The McCartney Years is a three-DVD set featuring music videos, live performances and other rare footage from Paul McCartney's solo career and Wings. The compilation was released by Warner Music in the UK on 12 November 2007, and by Rhino Entertainment in the United States the following day.

==Content==
The first two discs comprise promotional films, from "Maybe I'm Amazed" (1970) to "Fine Line" (2005); with the exception of "Stranglehold", "Again, and Again and Again", "Spin It On", "The World Tonight" and "Young Boy". Additional features include a documentary about his recent album Chaos and Creation in the Backyard (Creating Chaos at Abbey Road), a film about the Band on the Run album and a feature-length audio commentary from McCartney himself.

The third disc includes seven songs from the 1976 Wings concert Rockshow, four songs from McCartney's 1991 appearance on MTV Unplugged, and 11 performances from his 2004 set at Glastonbury Festival.

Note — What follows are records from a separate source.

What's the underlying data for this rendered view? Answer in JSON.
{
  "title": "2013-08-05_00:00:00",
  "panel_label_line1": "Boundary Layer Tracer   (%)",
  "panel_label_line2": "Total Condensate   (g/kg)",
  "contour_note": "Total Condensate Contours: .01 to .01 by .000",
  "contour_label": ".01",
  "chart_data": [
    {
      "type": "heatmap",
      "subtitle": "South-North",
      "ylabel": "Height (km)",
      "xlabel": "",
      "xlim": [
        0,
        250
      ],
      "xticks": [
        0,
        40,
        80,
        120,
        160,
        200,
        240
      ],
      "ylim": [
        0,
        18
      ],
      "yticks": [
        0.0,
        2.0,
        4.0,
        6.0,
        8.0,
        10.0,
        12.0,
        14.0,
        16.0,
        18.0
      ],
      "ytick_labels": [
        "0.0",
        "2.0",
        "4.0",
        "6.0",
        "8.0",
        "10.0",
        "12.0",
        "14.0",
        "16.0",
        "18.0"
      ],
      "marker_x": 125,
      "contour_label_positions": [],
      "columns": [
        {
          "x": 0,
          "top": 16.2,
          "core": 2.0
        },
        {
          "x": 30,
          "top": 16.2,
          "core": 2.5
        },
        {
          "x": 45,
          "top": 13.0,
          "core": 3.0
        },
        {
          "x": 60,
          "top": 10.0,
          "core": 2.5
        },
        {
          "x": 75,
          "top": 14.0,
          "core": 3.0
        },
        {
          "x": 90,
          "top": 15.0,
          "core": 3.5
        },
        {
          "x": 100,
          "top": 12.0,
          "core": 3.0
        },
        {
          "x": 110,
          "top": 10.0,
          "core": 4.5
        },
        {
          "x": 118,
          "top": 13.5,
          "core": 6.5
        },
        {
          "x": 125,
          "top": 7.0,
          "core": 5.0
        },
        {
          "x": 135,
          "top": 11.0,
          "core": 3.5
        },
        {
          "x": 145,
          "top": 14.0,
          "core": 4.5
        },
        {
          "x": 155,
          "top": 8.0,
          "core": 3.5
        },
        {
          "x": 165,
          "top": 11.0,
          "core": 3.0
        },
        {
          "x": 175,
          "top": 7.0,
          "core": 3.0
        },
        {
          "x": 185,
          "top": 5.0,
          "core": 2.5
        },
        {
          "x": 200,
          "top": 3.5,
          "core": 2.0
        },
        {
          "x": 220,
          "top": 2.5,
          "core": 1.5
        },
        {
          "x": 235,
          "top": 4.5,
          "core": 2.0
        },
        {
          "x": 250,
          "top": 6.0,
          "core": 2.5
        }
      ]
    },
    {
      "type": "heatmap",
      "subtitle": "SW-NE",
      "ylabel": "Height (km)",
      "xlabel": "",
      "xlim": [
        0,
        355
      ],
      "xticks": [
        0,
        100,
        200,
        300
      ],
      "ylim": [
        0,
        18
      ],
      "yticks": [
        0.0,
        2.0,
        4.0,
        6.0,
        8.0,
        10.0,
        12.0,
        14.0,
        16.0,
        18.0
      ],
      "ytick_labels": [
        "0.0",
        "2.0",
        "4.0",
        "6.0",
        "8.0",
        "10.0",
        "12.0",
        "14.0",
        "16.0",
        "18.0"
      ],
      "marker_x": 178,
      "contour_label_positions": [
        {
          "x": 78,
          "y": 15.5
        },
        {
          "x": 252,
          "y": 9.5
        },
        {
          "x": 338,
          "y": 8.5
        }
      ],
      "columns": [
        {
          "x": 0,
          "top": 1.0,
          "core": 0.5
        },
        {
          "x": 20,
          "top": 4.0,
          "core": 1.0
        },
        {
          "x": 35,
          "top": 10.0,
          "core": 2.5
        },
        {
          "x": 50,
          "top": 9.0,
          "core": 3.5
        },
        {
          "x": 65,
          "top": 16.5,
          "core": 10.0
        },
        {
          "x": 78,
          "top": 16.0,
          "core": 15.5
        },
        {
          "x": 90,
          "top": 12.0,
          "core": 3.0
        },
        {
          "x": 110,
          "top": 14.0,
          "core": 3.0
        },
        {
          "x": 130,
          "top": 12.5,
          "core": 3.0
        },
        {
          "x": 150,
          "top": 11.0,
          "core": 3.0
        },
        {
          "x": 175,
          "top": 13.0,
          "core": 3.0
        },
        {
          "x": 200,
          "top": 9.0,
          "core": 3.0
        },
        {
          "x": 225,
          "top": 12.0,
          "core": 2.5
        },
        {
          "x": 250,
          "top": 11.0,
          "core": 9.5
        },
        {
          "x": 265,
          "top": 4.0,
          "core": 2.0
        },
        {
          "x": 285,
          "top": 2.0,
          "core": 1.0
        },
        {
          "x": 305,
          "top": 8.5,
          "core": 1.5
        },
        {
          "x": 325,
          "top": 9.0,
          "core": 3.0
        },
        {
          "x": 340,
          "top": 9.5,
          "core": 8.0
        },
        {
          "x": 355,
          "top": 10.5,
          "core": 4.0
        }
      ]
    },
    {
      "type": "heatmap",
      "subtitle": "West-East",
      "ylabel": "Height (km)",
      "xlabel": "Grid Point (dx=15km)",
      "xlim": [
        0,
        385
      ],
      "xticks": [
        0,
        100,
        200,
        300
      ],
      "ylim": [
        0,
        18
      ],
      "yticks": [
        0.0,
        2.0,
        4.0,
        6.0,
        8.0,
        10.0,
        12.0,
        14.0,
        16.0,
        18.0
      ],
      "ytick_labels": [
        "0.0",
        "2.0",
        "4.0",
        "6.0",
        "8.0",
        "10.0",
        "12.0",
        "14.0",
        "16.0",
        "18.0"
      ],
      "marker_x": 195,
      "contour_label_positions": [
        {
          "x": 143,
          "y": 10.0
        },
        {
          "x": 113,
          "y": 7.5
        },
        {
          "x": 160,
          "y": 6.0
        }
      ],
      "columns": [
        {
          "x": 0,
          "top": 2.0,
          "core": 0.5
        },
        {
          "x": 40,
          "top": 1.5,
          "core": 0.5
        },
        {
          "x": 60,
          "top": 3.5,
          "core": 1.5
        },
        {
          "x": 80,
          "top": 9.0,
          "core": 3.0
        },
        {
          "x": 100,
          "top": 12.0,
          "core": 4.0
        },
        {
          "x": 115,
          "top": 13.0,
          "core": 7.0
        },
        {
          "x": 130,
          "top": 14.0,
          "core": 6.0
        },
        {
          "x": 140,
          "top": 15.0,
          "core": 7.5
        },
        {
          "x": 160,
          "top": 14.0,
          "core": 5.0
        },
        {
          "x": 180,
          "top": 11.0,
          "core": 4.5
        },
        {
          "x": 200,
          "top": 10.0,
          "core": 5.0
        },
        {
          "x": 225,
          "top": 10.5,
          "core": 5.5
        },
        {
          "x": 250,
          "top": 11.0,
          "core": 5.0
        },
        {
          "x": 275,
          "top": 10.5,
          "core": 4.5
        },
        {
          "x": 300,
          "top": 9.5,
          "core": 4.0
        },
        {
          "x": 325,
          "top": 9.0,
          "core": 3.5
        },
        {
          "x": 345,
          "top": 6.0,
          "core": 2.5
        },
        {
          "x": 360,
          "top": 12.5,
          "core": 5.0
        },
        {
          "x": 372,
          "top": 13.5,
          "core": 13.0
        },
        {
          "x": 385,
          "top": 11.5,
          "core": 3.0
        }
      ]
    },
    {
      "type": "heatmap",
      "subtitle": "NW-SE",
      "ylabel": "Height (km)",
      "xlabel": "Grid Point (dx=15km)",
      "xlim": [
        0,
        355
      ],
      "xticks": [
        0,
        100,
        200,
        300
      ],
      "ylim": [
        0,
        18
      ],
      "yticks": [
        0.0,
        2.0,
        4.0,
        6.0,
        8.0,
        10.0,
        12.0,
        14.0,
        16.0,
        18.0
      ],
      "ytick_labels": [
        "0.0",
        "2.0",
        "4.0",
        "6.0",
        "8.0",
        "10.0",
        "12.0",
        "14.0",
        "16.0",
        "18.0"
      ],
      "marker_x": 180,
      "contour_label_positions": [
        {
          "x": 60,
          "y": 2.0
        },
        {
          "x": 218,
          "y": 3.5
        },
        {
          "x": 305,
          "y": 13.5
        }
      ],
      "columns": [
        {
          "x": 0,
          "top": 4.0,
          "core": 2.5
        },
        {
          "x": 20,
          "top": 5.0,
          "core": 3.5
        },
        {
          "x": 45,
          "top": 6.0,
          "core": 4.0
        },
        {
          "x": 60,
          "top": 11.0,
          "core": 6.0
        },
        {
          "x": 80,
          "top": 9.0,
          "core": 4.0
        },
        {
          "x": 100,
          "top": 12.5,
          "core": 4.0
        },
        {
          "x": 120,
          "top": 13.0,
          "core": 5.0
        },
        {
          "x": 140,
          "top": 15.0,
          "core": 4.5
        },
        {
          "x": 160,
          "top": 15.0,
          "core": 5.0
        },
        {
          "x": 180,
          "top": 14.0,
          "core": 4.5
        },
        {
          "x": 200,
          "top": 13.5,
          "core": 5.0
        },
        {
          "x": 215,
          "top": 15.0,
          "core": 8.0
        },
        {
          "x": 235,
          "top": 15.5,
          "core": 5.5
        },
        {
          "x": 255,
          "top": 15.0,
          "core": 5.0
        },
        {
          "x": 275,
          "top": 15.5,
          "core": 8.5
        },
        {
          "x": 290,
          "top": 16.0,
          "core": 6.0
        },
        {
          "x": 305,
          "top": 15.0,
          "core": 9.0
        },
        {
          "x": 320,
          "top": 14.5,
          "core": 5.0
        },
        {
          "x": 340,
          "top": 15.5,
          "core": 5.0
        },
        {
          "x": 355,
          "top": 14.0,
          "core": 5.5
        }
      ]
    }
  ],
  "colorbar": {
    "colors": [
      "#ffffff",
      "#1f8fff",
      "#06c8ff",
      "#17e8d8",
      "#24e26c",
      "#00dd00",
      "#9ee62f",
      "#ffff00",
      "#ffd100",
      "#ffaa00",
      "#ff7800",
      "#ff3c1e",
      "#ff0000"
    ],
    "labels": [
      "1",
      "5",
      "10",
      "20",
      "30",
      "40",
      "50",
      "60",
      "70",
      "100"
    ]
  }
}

The live footage is also complemented by an optional commentary by McCartney.

Other features includes McCartney's appearance at Live Aid in 1985, the Super Bowl XXXIX Halftime Show and interviews with Melvyn Bragg and Michael Parkinson.

==Track listing==
===Disc 1===
1. "Tug of War"
2. "Say Say Say"
3. "Silly Love Songs"
4. "Band on the Run"
5. "Maybe I'm Amazed"
6. "Heart of the Country"
7. "Mamunia"
8. "With a Little Luck"
9. "Goodnight Tonight"
10. "Waterfalls"
11. "My Love"
12. "C Moon"
13. "Baby's Request"
14. "Hi, Hi, Hi"
15. "Ebony and Ivory"
16. "Take It Away"
17. "Mull of Kintyre"
18. "Helen Wheels"
19. "I've Had Enough"
20. "Coming Up"
21. "Wonderful Christmastime"

- Extras
- "Eleanor's Dream" ("Eleanor Rigby")
- "Band on the Run" (Version two)
Includes cover's photo shoot, as well as samples of "Nineteen Hundred and Eighty-Five", "Mrs. Vandebilt" and "Bluebird".
- "Junior's Farm"
- "London Town"
- "Mull of Kintyre" (Elstree studios)

===Disc 2===
1. "Pipes of Peace"
2. "My Brave Face"
3. "Beautiful Night"
4. "Fine Line"
5. "No More Lonely Nights"
6. "This One"
7. "Little Willow"
8. "Pretty Little Head"
9. "Birthday" (live)
10. "Hope of Deliverance"
11. "Once Upon a Long Ago"
12. "All My Trials"
13. "Brown Eyed Handsome Man"
14. "Press"
15. "No Other Baby"
16. "Off the Ground"
17. "Biker Like an Icon"
18. "Spies Like Us"
19. "Put It There"
20. "Figure of Eight"
21. "C'Mon People"

Extras
- Excerpts from Parkinson
- "So Bad"
- "Creating Chaos at Abbey Road"

===Disc 3===
Rockshow
1. "Venus and Mars"
2. "Rock Show"
3. "Jet"
4. "Maybe I'm Amazed"
5. "Lady Madonna"
6. "Listen to What the Man Said"
7. "Bluebird"

MTV Unplugged
1. "I Lost My Little Girl"
2. "Every Night"
3. "And I Love Her"
4. "That Would Be Something"

Glastonbury
1. "Jet"
2. "Flaming Pie"
3. "Let Me Roll It"
4. "Blackbird"
5. "Band on the Run"
6. "Back in the U.S.S.R."
7. "Live and Let Die"
8. "Hey Jude"
9. "Yesterday"
10. "Helter Skelter"
11. "Sgt. Pepper's Lonely Hearts Club Band (Reprise)" / "The End"

Extras
- Live Aid performance
1. "Let It Be"
- Super Bowl XXXIX Halftime Performance
2. "Drive My Car"
3. "Get Back"
4. "Live and Let Die"
5. "Hey Jude"

==Hidden extras==
Some videos on the first two discs have different angles, because one angle is an edited version of the original; the other the original. On disc one, "Goodnight Tonight" and "Baby's Request" have different angles. The edited angle on "Goodnight Tonight" has an old film effect, but include different shots from the original, unedited video. The edited angle on "Baby's Request" is full screen, but it is in sepia and resembles a video from a film projector. The second disc's different angle is McCartney's 2005 "Fine Line", where most of the video is just white with slight outlines of McCartney playing the instrument with bits of colour and a few seconds of live-action from the original music video appearing later.